Another plus is that more effort is going into international connectedness: hooking up with high-flying New Zealanders overseas and foreign companies and institutions.
But the government will do some discouraging things for business this term. Notable will be more restrictive workplace law and veiled tax-like imposts.
And the cabinet has yet to wrap its notion of a smarter, richer economy in an easy-to-grasp formula which entrepreneurs will buy into. “Growth and information framework” is as exciting as a wet dishtowel.
The challenge for Clark on 19 February, opening what is billed a “leadership” conference, will be to embody national leadership in the way Norman Kirk could 30 years ago. Her contribution to the Knowledge Wave conference 18 months ago was ambivalent.
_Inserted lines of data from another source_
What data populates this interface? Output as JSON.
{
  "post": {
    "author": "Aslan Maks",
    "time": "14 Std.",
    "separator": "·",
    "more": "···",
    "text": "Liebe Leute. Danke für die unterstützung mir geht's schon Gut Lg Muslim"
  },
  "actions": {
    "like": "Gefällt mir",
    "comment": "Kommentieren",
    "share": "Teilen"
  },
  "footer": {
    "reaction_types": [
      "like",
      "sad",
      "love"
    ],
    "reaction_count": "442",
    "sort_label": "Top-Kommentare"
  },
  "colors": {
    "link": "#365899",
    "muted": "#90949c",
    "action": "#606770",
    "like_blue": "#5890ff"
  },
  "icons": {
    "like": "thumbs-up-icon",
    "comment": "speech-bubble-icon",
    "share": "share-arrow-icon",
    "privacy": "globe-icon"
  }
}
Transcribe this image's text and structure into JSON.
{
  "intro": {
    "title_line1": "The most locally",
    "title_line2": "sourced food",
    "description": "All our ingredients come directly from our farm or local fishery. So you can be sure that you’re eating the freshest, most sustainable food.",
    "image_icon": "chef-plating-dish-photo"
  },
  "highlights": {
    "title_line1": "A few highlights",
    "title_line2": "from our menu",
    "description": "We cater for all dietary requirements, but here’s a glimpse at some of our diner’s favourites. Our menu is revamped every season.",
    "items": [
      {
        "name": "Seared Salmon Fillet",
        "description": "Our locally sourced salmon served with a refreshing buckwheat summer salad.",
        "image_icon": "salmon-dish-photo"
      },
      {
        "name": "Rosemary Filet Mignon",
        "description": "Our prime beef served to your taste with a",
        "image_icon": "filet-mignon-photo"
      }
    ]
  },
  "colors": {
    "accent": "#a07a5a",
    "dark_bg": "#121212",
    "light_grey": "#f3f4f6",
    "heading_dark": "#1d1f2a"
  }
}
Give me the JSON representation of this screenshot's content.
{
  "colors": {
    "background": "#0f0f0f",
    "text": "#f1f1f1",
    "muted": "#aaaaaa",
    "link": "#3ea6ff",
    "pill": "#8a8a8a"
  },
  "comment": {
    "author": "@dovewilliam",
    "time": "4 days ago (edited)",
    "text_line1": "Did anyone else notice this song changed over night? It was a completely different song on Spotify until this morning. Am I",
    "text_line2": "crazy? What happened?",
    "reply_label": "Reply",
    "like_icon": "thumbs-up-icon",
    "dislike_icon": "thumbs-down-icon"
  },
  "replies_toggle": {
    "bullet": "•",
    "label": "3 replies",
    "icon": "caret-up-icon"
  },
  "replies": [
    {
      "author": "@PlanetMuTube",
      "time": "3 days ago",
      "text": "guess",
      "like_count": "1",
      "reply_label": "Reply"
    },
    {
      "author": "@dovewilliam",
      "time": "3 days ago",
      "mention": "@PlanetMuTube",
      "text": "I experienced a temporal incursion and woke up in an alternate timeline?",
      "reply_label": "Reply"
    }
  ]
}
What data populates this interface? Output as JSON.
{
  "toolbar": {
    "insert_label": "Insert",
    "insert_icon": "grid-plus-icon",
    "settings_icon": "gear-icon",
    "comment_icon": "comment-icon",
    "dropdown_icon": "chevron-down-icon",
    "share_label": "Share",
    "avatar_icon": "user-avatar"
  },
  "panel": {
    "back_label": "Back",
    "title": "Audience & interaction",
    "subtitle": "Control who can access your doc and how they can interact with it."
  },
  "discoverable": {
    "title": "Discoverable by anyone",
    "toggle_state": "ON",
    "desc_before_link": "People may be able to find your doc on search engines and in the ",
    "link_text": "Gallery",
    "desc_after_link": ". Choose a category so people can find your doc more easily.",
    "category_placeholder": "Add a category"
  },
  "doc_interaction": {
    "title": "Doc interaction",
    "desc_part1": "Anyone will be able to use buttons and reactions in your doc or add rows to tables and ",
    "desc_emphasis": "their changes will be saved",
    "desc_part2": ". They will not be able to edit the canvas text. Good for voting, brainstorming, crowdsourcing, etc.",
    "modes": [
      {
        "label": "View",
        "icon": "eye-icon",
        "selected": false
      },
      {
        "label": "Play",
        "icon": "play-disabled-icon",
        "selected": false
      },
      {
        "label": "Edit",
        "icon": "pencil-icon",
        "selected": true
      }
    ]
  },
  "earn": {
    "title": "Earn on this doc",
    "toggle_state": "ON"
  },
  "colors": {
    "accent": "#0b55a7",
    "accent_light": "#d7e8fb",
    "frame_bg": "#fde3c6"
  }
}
So has been her approach to the Treaty.
She started with a handicap. Classical social democracy is race-blind and sees only socioeconomic difference. In office Clark has discovered ethnic difference is real and palpable: Tariana Turia’s every speech drives that home.
The Treaty is not just a matter of grievances and resource claims. Those are a big part of it and will be so for another 20 wearying years but they are a passing phase.
The Treaty is a matter of power.
The partnership principle is one dimension. A growing number of Maori demand a parallel and equal say in decisions — or, as a minimum, full consultation. Power-sharing is the true meaning of biculturalism.
Indigenous rights by virtue of having got here first is another dimension. In history later arrivals used to confront indigenous rights claims with suppression. Here the suppression wasn’t complete.
The Treaty is also employed to claim equal status of two cultures. The post-christian mainstream relies on science to explain the world. Maori culture is animist, according value and connection to all things. It is a culture where taniwha live. In “western society” science long ago consigned such creatures to private fantasy.
Maori culture is whanau-based. “Western” culture is individual.
So far the cabinet has retreated, neither conceding nor challenging each Treaty assertion. So resentment has grown — and not just among non-Maori, as Winston Peters’ residual appeal to Maori who are missing out both ways demonstrates.
Pegs in the ground. Boundaries. That is Clark’s challenge and some senior ministers are starting to voice it quietly. Unless she makes a start this term, the Treaty will be her undoing and the richer society a chimera.